Graphene-like MoS2/amorphous carbon composites with high capacity and excellent stability as anode materials for lithium ion batteries

Abstract

A facile process to synthesize graphene-like MoS₂/amorphous carbon (a-C) composites was developed. MoS₂/C composites were firstly prepared by hydrothermal method employing sodium molybdate, sulfocarbamide and glucose as starting materials. The graphene-like MoS₂/a-C composites were obtained after annealing at 800 °C in H₂/N₂. The samples were characterized by XRD, SEM, EDS and HRTEM. It was confirmed that in the composites MoS₂ has a structure of single-layer, which is named graphene-like nanostructure.

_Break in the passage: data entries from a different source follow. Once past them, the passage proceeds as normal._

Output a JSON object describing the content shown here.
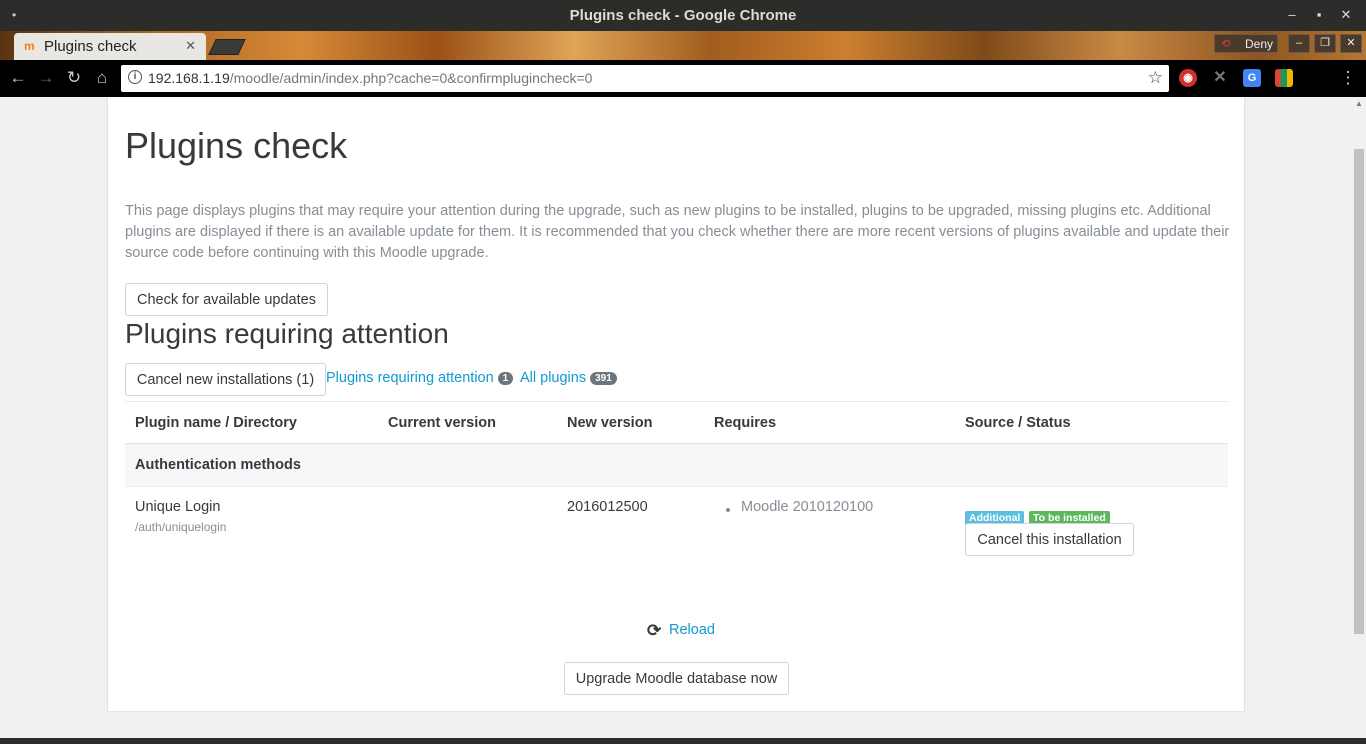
{
  "window": {
    "title": "Plugins check - Google Chrome",
    "dot": "•",
    "minimize": "–",
    "maximize": "▪",
    "close": "✕"
  },
  "tab": {
    "title": "Plugins check",
    "favicon": "m",
    "close": "✕"
  },
  "extensions_bar": {
    "deny_label": "Deny"
  },
  "omnibox": {
    "url_host": "192.168.1.19",
    "url_path": "/moodle/admin/index.php?cache=0&confirmplugincheck=0"
  },
  "page": {
    "title": "Plugins check",
    "intro": "This page displays plugins that may require your attention during the upgrade, such as new plugins to be installed, plugins to be upgraded, missing plugins etc. Additional plugins are displayed if there is an available update for them. It is recommended that you check whether there are more recent versions of plugins available and update their source code before continuing with this Moodle upgrade.",
    "check_updates_button": "Check for available updates",
    "section_title": "Plugins requiring attention",
    "cancel_new_button": "Cancel new installations (1)",
    "filter_attention_label": "Plugins requiring attention",
    "filter_attention_count": "1",
    "filter_all_label": "All plugins",
    "filter_all_count": "391",
    "table": {
      "headers": [
        "Plugin name / Directory",
        "Current version",
        "New version",
        "Requires",
        "Source / Status"
      ],
      "group": "Authentication methods",
      "rows": [
        {
          "name": "Unique Login",
          "directory": "/auth/uniquelogin",
          "current_version": "",
          "new_version": "2016012500",
          "requires": "Moodle 2010120100",
          "source_badge": "Additional",
          "status_badge": "To be installed",
          "cancel_button": "Cancel this installation"
        }
      ]
    },
    "reload_label": "Reload",
    "upgrade_button": "Upgrade Moodle database now"
  },
  "colors": {
    "accent_link": "#0f9ad2",
    "badge_additional": "#5bc0de",
    "badge_to_be_installed": "#5cb85c",
    "count_badge": "#6c757d"
  }
}
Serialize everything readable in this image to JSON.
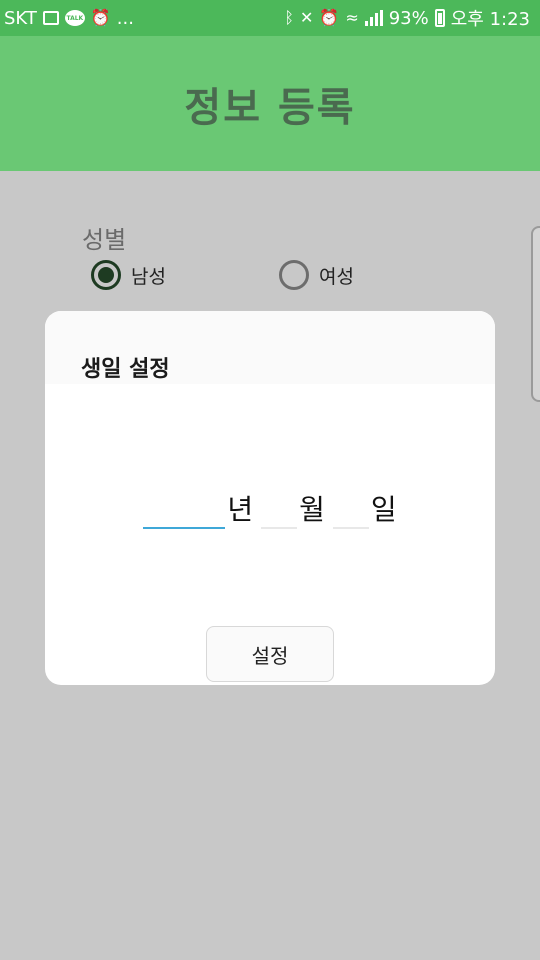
{
  "status_bar": {
    "carrier": "SKT",
    "more": "...",
    "battery_percent": "93%",
    "time": "오후 1:23",
    "icons": [
      "image-icon",
      "kakaotalk-icon",
      "alarm-icon",
      "bluetooth-icon",
      "mute-icon",
      "alarm-icon",
      "wifi-icon",
      "signal-icon",
      "battery-icon"
    ]
  },
  "app_bar": {
    "title": "정보 등록"
  },
  "form": {
    "gender_label": "성별",
    "gender_options": [
      {
        "label": "남성",
        "checked": true
      },
      {
        "label": "여성",
        "checked": false
      }
    ]
  },
  "dialog": {
    "title": "생일 설정",
    "year_value": "",
    "month_value": "",
    "day_value": "",
    "year_unit": "년",
    "month_unit": "월",
    "day_unit": "일",
    "set_button_label": "설정"
  },
  "colors": {
    "status_bar": "#4cb85a",
    "app_bar": "#6ac874",
    "title_text": "#4a6a4f",
    "background": "#c8c8c8",
    "input_focus_underline": "#3fa8d8"
  }
}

The graphene-like MoS₂ nanosheets were uniformly dispersed in amorphous carbon. The interlaminar distance of the adjacent graphene-like MoS₂ nanosheets in the composites measured was ∼1.0 nm. The mechanism of the formation of the graphene-like MoS₂/a-C composites was investigated. The graphene-like MoS₂/a-C composites exhibited high capacity and excellent cyclic stability used as anode materials for Li-ion batteries. The composite prepared by adding 1.0 g of glucose in hydrothermal solution exhibited the highest reversible capacity (962 mAh g⁻¹) and excellent cyclic stability. After 100 cycles, it still retained 912 mAh g⁻¹. The significant improvements in the electrochemical properties of the graphene-like MoS₂/a-C composites could be attributed to the graphene-like structure of the MoS₂ nanosheets and the synergistic effects of graphene-like MoS₂ and amorphous carbon.